Quantifying "Long Text \(\neq\) Long Context": By comparing prediction distributions under long/short conditions, the paper moves beyond the heuristic of "length as a proxy for dependency."
Elegant Proxy KL Simplification: Reducing full vocabulary KL to a single ground-truth term (saving computation and anchoring to truth) and adding \(\exp(-L^{\text{long}})\) weighting (filtering noise) transforms the theoretical CMI into a practical engineering metric.
Zero Model Changes, Pure Data Gain: Achieving a 2+ point gain by only changing the data suggests this method can be orthogonally applied to any long-context pretraining pipeline.
Transferability: The "long vs. short prediction delta" approach can serve as a diagnostic tool for data quality or potentially be used for token-level loss weighting during training.

Limitations & Future Work¶

Scoring Cost: Running a forward pass at a 64K window for every sample is expensive; the authors used 32 H100s. Scaling to larger corpora or longer windows remains secondary to computational overhead.
Scorer Model Capacity: The information gain is defined by the scorer (Llama-3.1-8B). If the scorer itself has weak long-context capabilities, it might underestimate true long-range dependencies.
Proxy Score Bias: The approximation of CMI using only the ground-truth term lacks a comprehensive theoretical characterization of its error bounds, though empirical results are strong.
Empirical Ratios: The Top 20% threshold and 80/20 mix are empirical; optimal ratios for different corpora or target windows require further exploration.

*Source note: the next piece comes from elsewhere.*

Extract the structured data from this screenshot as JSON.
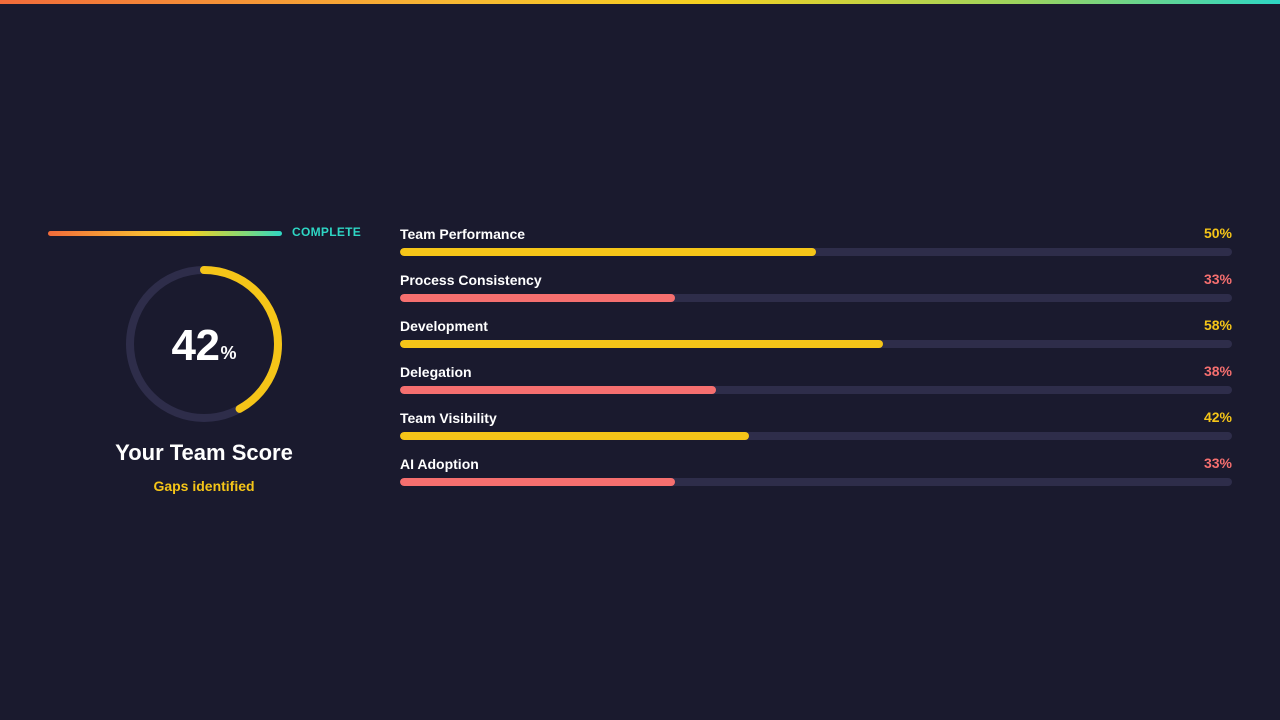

vs. ProLong (Gao et al., 2024): ProLong adjusts the mix ratio but treats all long sequences equally. LongFilter demonstrates that "long-range information content" is a critical missing dimension.
vs. LongWanjuan (Liu et al., 2024c): LongWanjuan uses quality indicators often applicable to short text. LongFilter explicitly defines signals based on the prediction delta between long and short contexts.
vs. LongAttn (Wu et al., 2025): LongAttn uses attention scores for dependency, which are often unreliable. LongFilter uses the KL divergence of distributions, bypassing the interpretability issues of attention.
vs. Short-context Selection: Most quality/deduplication methods target short-context pretraining; LongFilter fills the gap in specialized data engineering for long context.

Rating¶

Novelty: ⭐⭐⭐⭐ Formalizes "Long Text \(\neq\) Long Context" into a computable CMI proxy score with a clear perspective.
Experimental Thoroughness: ⭐⭐⭐⭐ Comprehensive across three corpora and major benchmarks, though limited to a single model/window setting.
Writing Quality: ⭐⭐⭐⭐ Clear progression from motivation to formulas to implementation.
Value: ⭐⭐⭐⭐ Significant data efficiency gains and zero model changes make it highly practical for long-context pretraining.